Mas, para trabalhar a mente em transe de forma precisa, Odair precisa antes mapear, com uma conversa, onde pode ter começado o sentimento de ciúme de cada paciente. "Tenho que ser cirúrgico. Se eu atirar para todo lado posso acertar, mas sem precisão de resultados e agilidade no processo. Por isso é importante o mapeamento para conhecer a origem do problema, saber as coisas que fazem bem ao paciente... são quesitos que ajudam a conduzir a atenção dele. Assim o canal da mente vai ficar aberto, e tudo que vier será aceito como algo bom." No caso de Stephanie, a conclusão foi a de que o sentimento possessivo veio da relação com a mãe. "Ela é aeromoça, sempre esteve muito ausente. E quando estava presente eu imaginava que ela tinha que dedicar 100% de atenção para mim e para o meu irmão. O que não acontecia. Isso se acumulou e tomou conta da minha vida, das minhas outras relações todas. Eu vivo uma realidade paralela", conta Stephanie.

É por isso que ela está ali agora, deitada na sala de Odair, já na segunda sessão de hipnose. Assim como no primeiro dia, Stephanie parece apagada. A cabeça que estava alinhada ao corpo tombou em direção ao ombro esquerdo uns 15 min após o início da prática. Suas pernas reagem com alguns espasmos, o que significa que a mente está trabalhando. Odair aproveita o momento de transe para sussurrar: "Como é bom se sentir dona de si mesma. Conectar-se ao real e saber que você tem o controle sobre o que vai fazer e falar". Solta mais algumas frases – sem nunca usar a palavra "ciúme" – e percebe que já está na hora de finalizar a sessão.
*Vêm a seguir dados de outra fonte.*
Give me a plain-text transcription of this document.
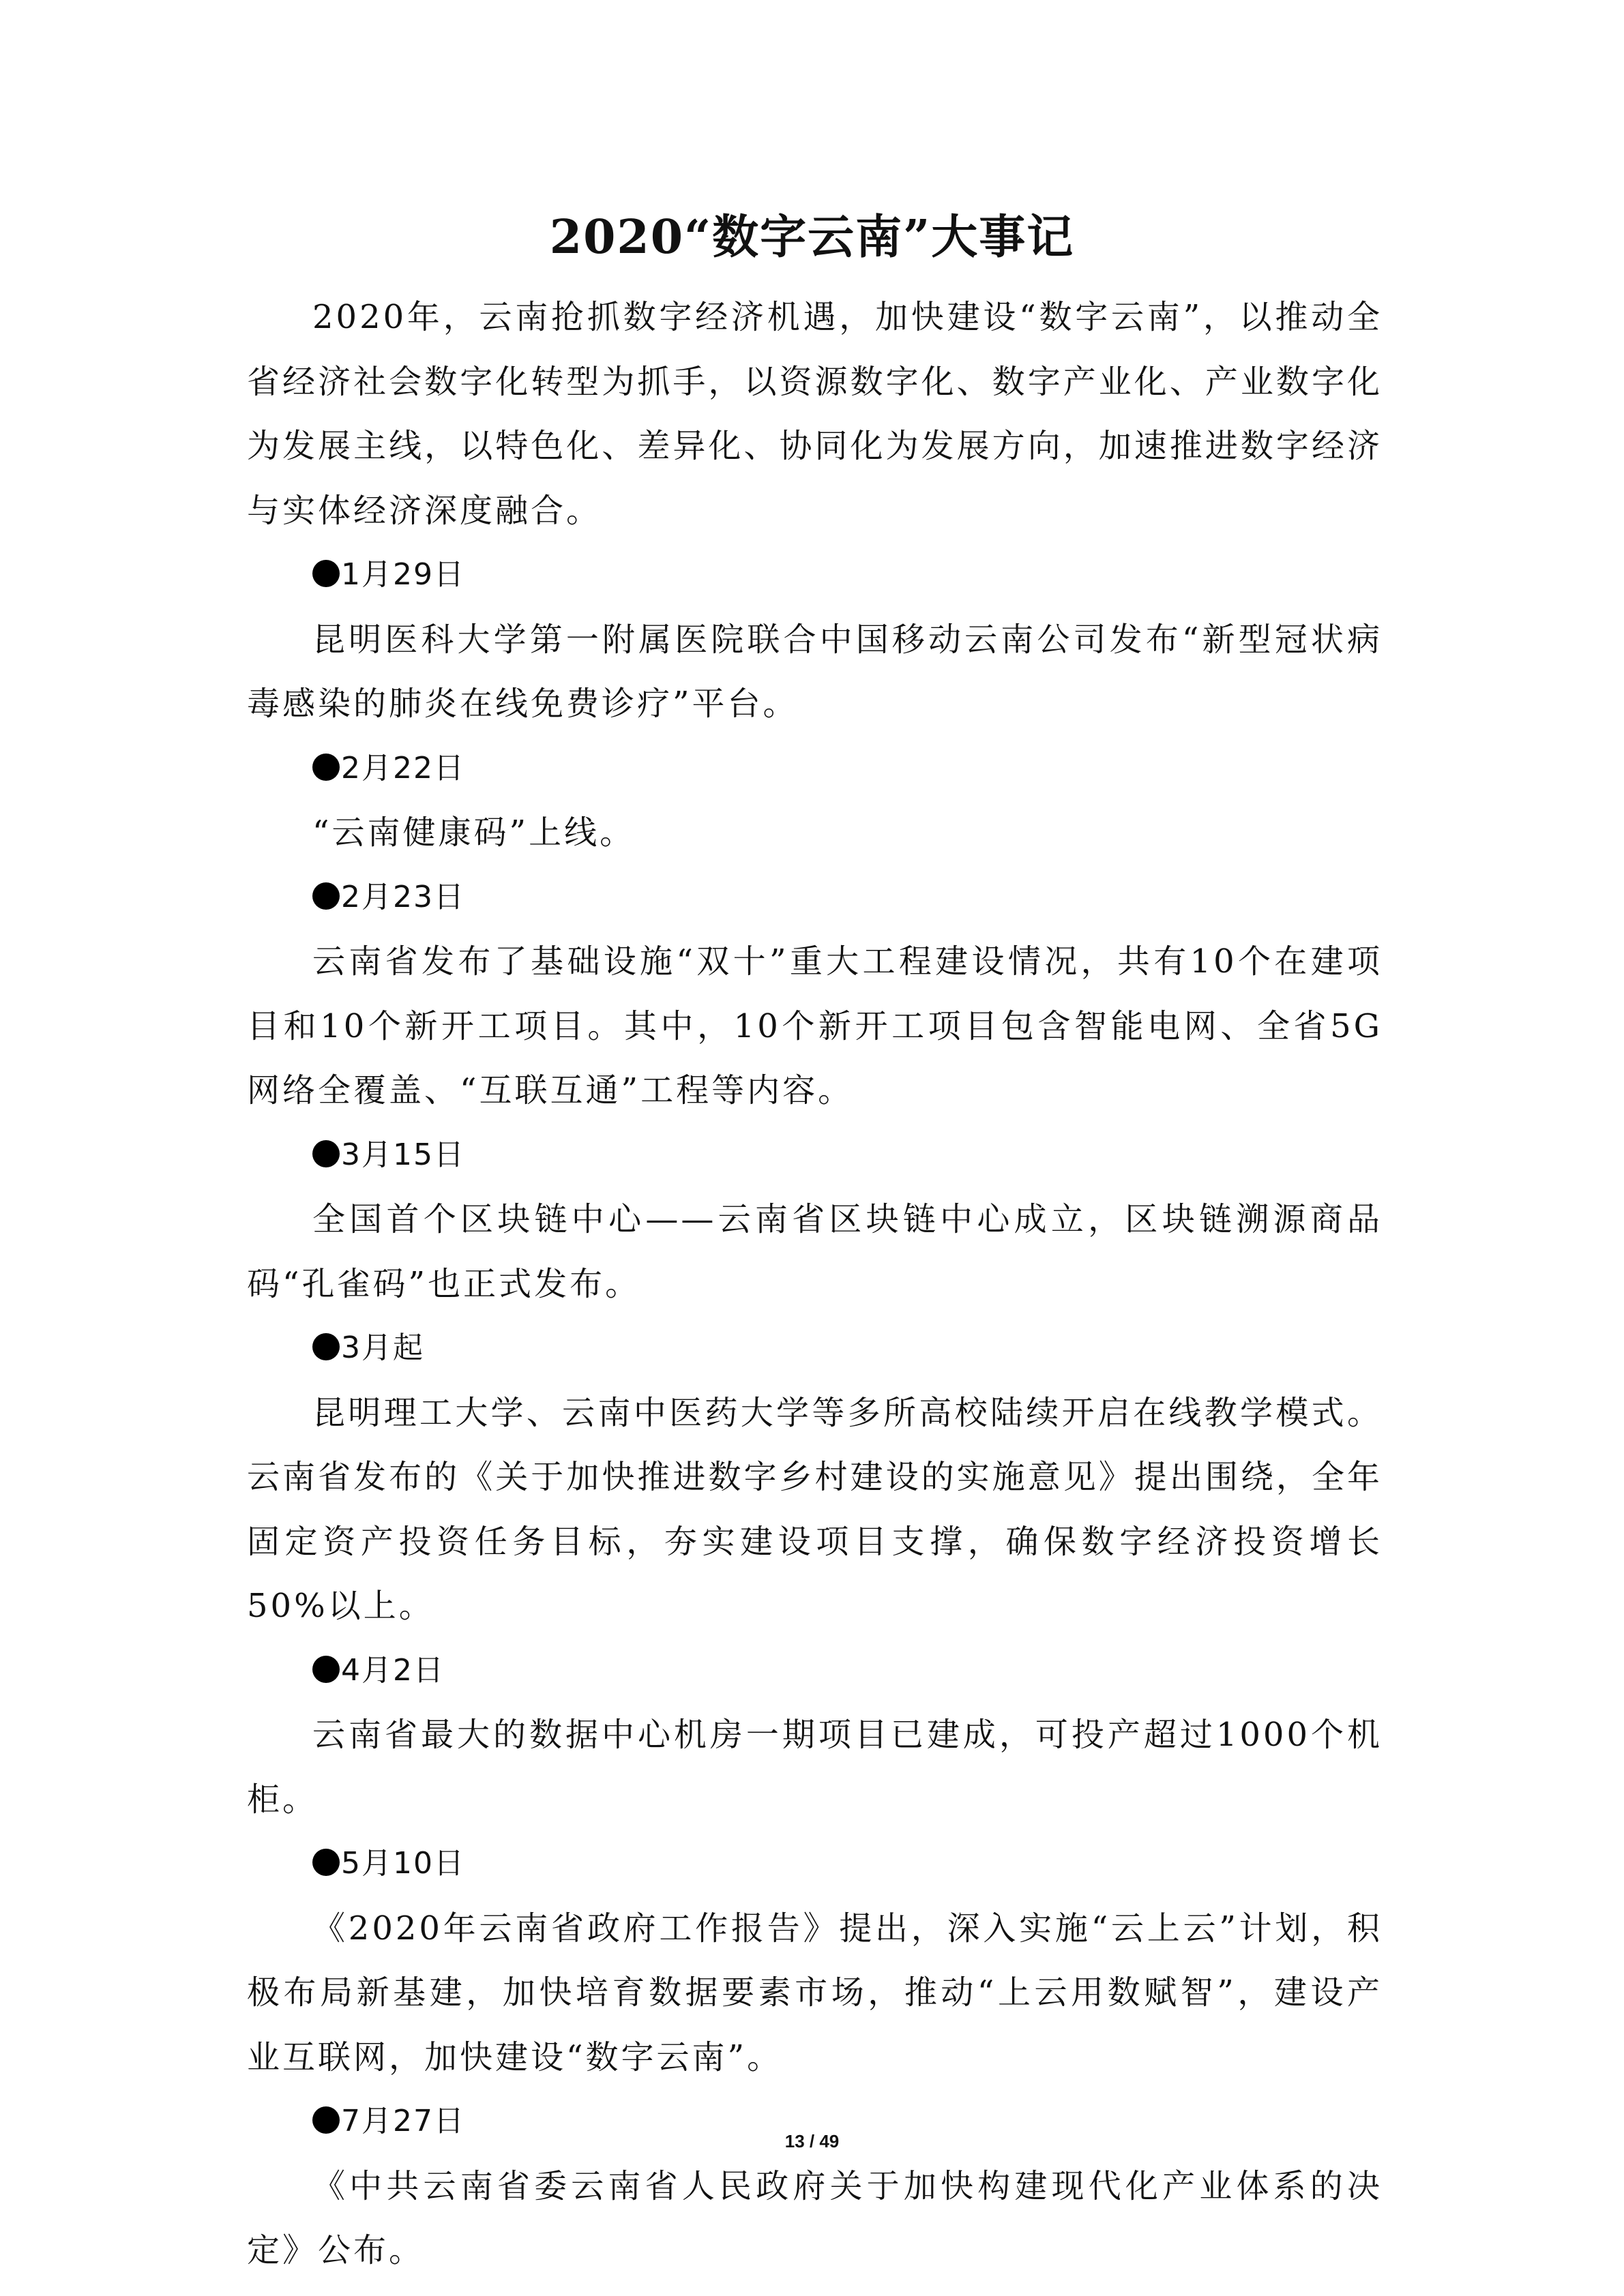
2020“数字云南”大事记

2020年，云南抢抓数字经济机遇，加快建设“数字云南”，以推动全省经济社会数字化转型为抓手，以资源数字化、数字产业化、产业数字化为发展主线，以特色化、差异化、协同化为发展方向，加速推进数字经济与实体经济深度融合。

1月29日

昆明医科大学第一附属医院联合中国移动云南公司发布“新型冠状病毒感染的肺炎在线免费诊疗”平台。

2月22日

“云南健康码”上线。

2月23日

云南省发布了基础设施“双十”重大工程建设情况，共有10个在建项目和10个新开工项目。其中，10个新开工项目包含智能电网、全省5G网络全覆盖、“互联互通”工程等内容。

3月15日

全国首个区块链中心——云南省区块链中心成立，区块链溯源商品码“孔雀码”也正式发布。

3月起

昆明理工大学、云南中医药大学等多所高校陆续开启在线教学模式。云南省发布的《关于加快推进数字乡村建设的实施意见》提出围绕，全年固定资产投资任务目标，夯实建设项目支撑，确保数字经济投资增长50%以上。

4月2日

云南省最大的数据中心机房一期项目已建成，可投产超过1000个机柜。

5月10日

《2020年云南省政府工作报告》提出，深入实施“云上云”计划，积极布局新基建，加快培育数据要素市场，推动“上云用数赋智”，建设产业互联网，加快建设“数字云南”。

7月27日

《中共云南省委云南省人民政府关于加快构建现代化产业体系的决定》公布。

13 / 49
Diz: "Agora você pode começar a se trazer de volta, percebendo novamente seu corpo, sua respiração, o contato com a cadeira...". Instantaneamente a cabeça de Stephanie, que estava caída para o lado esquerdo, volta a ficar alinhada ao corpo. E ela abre os olhos.
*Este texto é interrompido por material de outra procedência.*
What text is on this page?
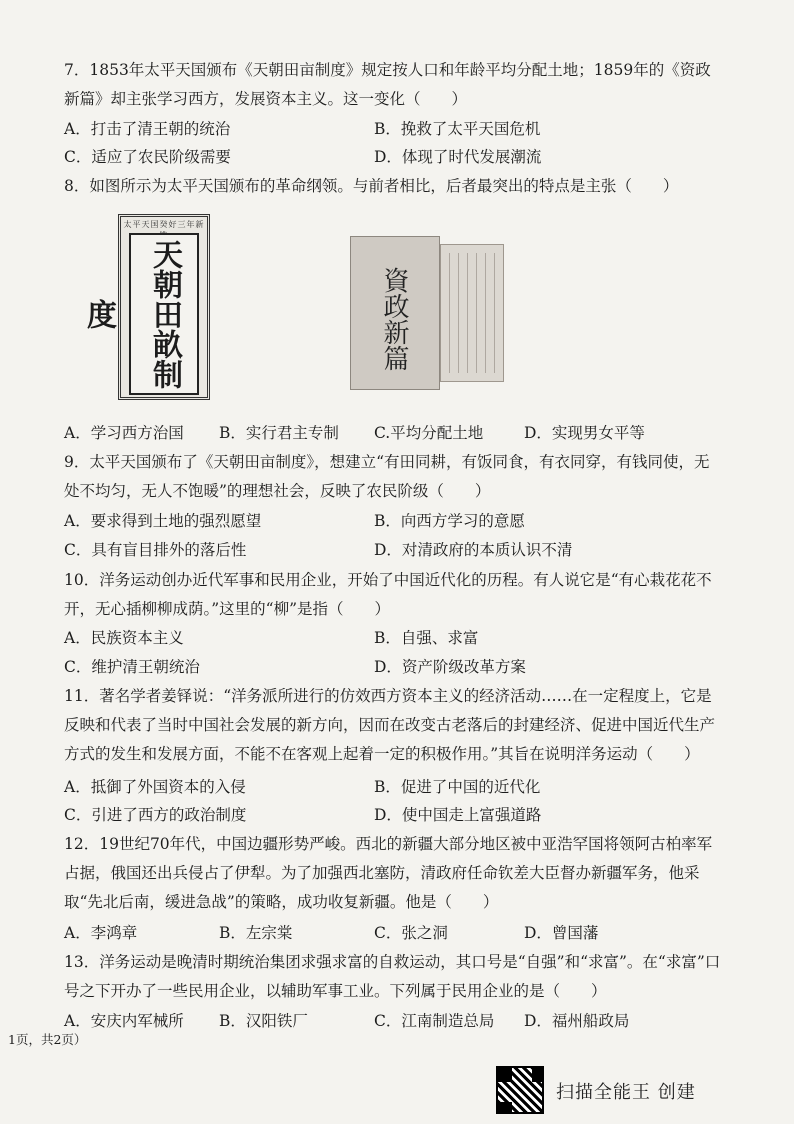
7．1853年太平天国颁布《天朝田亩制度》规定按人口和年龄平均分配土地；1859年的《资政新篇》却主张学习西方，发展资本主义。这一变化（　　）
A．打击了清王朝的统治	B．挽救了太平天国危机
C．适应了农民阶级需要	D．体现了时代发展潮流
8．如图所示为太平天国颁布的革命纲领。与前者相比，后者最突出的特点是主张（　　）
太平天国癸好三年新
天朝田畝制度	資政新篇
A．学习西方治国 B．实行君主专制 C.平均分配土地	D．实现男女平等
9．太平天国颁布了《天朝田亩制度》，想建立“有田同耕，有饭同食，有衣同穿，有钱同使，无处不均匀，无人不饱暖”的理想社会，反映了农民阶级（　　）
A．要求得到土地的强烈愿望	B．向西方学习的意愿
C．具有盲目排外的落后性	D．对清政府的本质认识不清
10．洋务运动创办近代军事和民用企业，开始了中国近代化的历程。有人说它是“有心栽花花不开，无心插柳柳成荫。”这里的“柳”是指（　　）
A．民族资本主义	B．自强、求富
C．维护清王朝统治	D．资产阶级改革方案
11．著名学者姜铎说：“洋务派所进行的仿效西方资本主义的经济活动……在一定程度上，它是反映和代表了当时中国社会发展的新方向，因而在改变古老落后的封建经济、促进中国近代生产方式的发生和发展方面，不能不在客观上起着一定的积极作用。”其旨在说明洋务运动（　　）
A．抵御了外国资本的入侵	B．促进了中国的近代化
C．引进了西方的政治制度	D．使中国走上富强道路
12．19世纪70年代，中国边疆形势严峻。西北的新疆大部分地区被中亚浩罕国将领阿古柏率军占据，俄国还出兵侵占了伊犁。为了加强西北塞防，清政府任命钦差大臣督办新疆军务，他采取“先北后南，缓进急战”的策略，成功收复新疆。他是（　　）
A．李鸿章	B．左宗棠	C．张之洞	D．曾国藩
13．洋务运动是晚清时期统治集团求强求富的自救运动，其口号是“自强”和“求富”。在“求富”口号之下开办了一些民用企业，以辅助军事工业。下列属于民用企业的是（　　）
A．安庆内军械所 B．汉阳铁厂	C．江南制造总局 D．福州船政局
1页，共2页）
扫描全能王 创建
Conte-nos então, Stephanie, qual a sensação? "Senti que era uma cabeça flutuante, sem o menor controle sobre o que acontecia do pescoço para baixo. No primeiro dia eu estava com a mão apoiada na perna, e a impressão era a de que as duas coisas eram uma só. A mente viaja, havia horas em que eu estava concentrada na voz e de repente imagens abstratas tomavam conta. Na segunda sessão já me senti com um controle maior sobre o meu inconsciente e sobre as imagens que ele projetava. Lembro de um momento em que eu tinha no colo uma versão bem menor de mim, de uns 5 anos. Eu dizia para ela: 'Agora eu é que controlo. Você não tem condições de fazer isso'."

Eu voltarei

Outros casos parecidos já bateram à porta de Odair. Como o de Marlene, lembra-se. Há poucos anos ela estava prestes a perder o marido pelos seguidos ataques de ciúme. Era praxe vasculhar as roupas, a carteira, o celular e tudo mais à procura de indícios de infidelidade. Assim, beirando o extremo, ela partiu pra hipnose. Descobriu que a origem de seu sentimento de controle vinha da relação dos pais, também muito ciumentos um com o outro. Foram 15 hipnotizantes sessões na clínica Delphos. E o veredicto final que libertou Marlene. "Depois do tratamento ela lidava bem com o ciúme que tinha. Passou a ser um sentimento saudável", lembra.

No caso de Stephanie, foram três sessões de prática de hipnose. Odair acredita que a cura vem com pelo menos dez encontros, mas que os resultados já podem ser percebidos a partir do terceiro. Nossa Stephanie concorda. Ela garante que já deixou de investigar os Facebooks alheios – e isso desde a primeira sessão. "Sinto-me mais segura, mais confiante. Até conversando com as pessoas estou mais relaxada. Estava pensando: por mais que eu tente me preocupar e ter crises de ciúme, eu simplesmente não consigo! O doutor Odair havia falado que eu ficaria mais leve. E é como eu tenho me sentido. Ainda preciso de tempo pra perceber todas as melhoras. Mas com certeza elas aconteceram." E confidenciou a este repórter, ainda semi-hipnotizada, no fim de uma das sessões: "Acho que vou continuar vindo aqui por contra própria".